Il concetto del ruolo della musica come discorso originariamente derivava dalla consapevolezza che la musica stimola gli organi nell’orecchio e, a questo proposito, si adatta alla definizione di discorso o linguaggio perché trasmette informazioni a un ascoltatore attento. La capacità della musica di migliorare stati emotivi come la serenità, il rimpianto o l’esuberanza ha portato alcuni ricercatori a intitolare il discorso musicale come la “musica delle emozioni”. La musica come discorso è ritenuta dalla maggior parte degli esperti altamente soggettiva e la sua interpretazione può essere alterata dalla cultura, dalla qualità e dalla composizione emotiva personale. Ad esempio, se una classe di studenti ascolta la Settima Sinfonia di Beethoven, uno può trovarla malinconia, uno può commuoversi fino alle lacrime di gioia, e un altro ancora può essere benevolo. In effetti, gli studi dimostrano che alcune persone hanno una significativa mancanza di capacità di ascolto musicale, che, a detta di tutti, li rende sordi alla musica come discorso, come una persona cieca lo sarebbe alla parola scritta.
Un’altra strada da esplorare nel ruolo della musica come discorso è confrontarla con il linguaggio scritto fisico, in particolare la sintassi. La relazione più evidente della musica con il linguaggio deriva dal collegamento sistemico di suoni significativi, proprio come i fonemi nelle culture di tutto il mondo. I toni specifici sono inerenti a quasi tutta la cultura consolidata, suggerendo che la tonalità è il collegamento primitivo alla musica come fenomeno universale che utilizza molte delle stesse interpretazioni artistiche e suoni umani primordiali. La tradizionale teoria della musica viene insegnata anche con una retorica che indubbiamente risuona con la struttura del linguaggio. Usa termini come segmento, frase e frase quando descrive la scrittura e impara a suonare la musica. La notazione musicale è scritta e, a sua volta, letta più o meno allo stesso modo in cui un saggio sarebbe trasmesso anche su carta.

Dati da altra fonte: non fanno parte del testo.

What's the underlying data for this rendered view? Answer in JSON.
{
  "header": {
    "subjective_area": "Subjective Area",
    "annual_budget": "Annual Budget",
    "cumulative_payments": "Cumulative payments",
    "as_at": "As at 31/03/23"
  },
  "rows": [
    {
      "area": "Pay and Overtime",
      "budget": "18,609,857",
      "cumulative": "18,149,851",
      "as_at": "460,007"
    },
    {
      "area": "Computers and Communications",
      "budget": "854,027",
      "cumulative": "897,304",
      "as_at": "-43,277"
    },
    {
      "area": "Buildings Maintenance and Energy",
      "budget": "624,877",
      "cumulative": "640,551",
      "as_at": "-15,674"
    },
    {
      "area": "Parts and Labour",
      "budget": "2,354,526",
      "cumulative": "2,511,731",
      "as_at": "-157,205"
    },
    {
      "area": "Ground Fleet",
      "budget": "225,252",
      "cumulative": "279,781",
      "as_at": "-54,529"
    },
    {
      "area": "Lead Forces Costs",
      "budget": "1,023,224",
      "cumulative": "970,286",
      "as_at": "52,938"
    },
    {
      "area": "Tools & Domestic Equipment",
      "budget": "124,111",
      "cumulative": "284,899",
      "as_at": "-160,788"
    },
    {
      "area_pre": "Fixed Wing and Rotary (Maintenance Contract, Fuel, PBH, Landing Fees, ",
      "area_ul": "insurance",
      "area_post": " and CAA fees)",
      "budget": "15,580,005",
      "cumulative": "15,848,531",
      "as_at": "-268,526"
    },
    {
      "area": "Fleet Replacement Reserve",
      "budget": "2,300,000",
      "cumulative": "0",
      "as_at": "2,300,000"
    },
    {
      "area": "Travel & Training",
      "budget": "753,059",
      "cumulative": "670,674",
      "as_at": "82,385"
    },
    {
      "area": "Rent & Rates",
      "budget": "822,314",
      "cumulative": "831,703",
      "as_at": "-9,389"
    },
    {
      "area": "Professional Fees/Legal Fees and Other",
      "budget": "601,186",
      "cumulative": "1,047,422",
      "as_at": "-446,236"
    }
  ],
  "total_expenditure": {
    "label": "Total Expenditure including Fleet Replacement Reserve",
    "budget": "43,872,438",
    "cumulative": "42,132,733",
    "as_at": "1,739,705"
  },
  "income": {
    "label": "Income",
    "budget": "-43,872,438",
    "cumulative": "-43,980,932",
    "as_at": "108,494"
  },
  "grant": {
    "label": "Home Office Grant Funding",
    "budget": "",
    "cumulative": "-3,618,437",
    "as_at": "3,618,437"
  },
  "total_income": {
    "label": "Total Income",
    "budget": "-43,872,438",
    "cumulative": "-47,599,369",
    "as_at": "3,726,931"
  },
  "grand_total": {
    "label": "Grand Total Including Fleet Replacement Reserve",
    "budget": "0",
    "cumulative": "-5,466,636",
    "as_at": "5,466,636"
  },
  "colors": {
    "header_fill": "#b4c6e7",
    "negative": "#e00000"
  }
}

Alcuni musicologi, come Deryck Cooke in Inghilterra, propongono che oltre ad essere un mezzo attraverso il quale sperimentare ed esprimere la varianza emotiva, la musica tonale sia un sistema di linguaggio e comunicazione strettamente codificato. Sottolinea che l’esperienza della musica non è così soggettiva come crede la maggior parte dei ricercatori. Cooke e altri ricercatori, che sostengono la musica come un discorso che può stare da solo come un sistema completo di comunicazione, sostengono che ogni grado su una data scala significa una certa sfumatura di un’emozione e provoca una reazione precisa da parte di persone di culture contrastanti. Ad esempio, in questo ruolo proposto della musica, i ricercatori affermano che un aumento del tono su scala minore può indurre affermazioni personali eccitate e aggressive. Un altro concetto che è all’avanguardia della musicologia è la definizione di discorso musicale come linguaggio per il quale non esistono parole conosciute; un tipo di poesia collettiva nata dalla capacità dell’uomo di emozionare profondamente.
La supervisione e il tutoraggio dei musicisti studenti ha stretti legami con il ruolo della musica come discorso. Alcuni professori sostengono che la funzione del linguaggio musicale come forma d’arte è di raccontare o ricordare un’esperienza del passato o forse ispirare sforzi creativi in futuro. In questo senso, il discorso musicale può essere pensato non solo come musica o linguaggio, ma come un’entità creata a sé stante, in grado di trasmettere un significato implicito unico per l’ascoltatore e l’esecutore.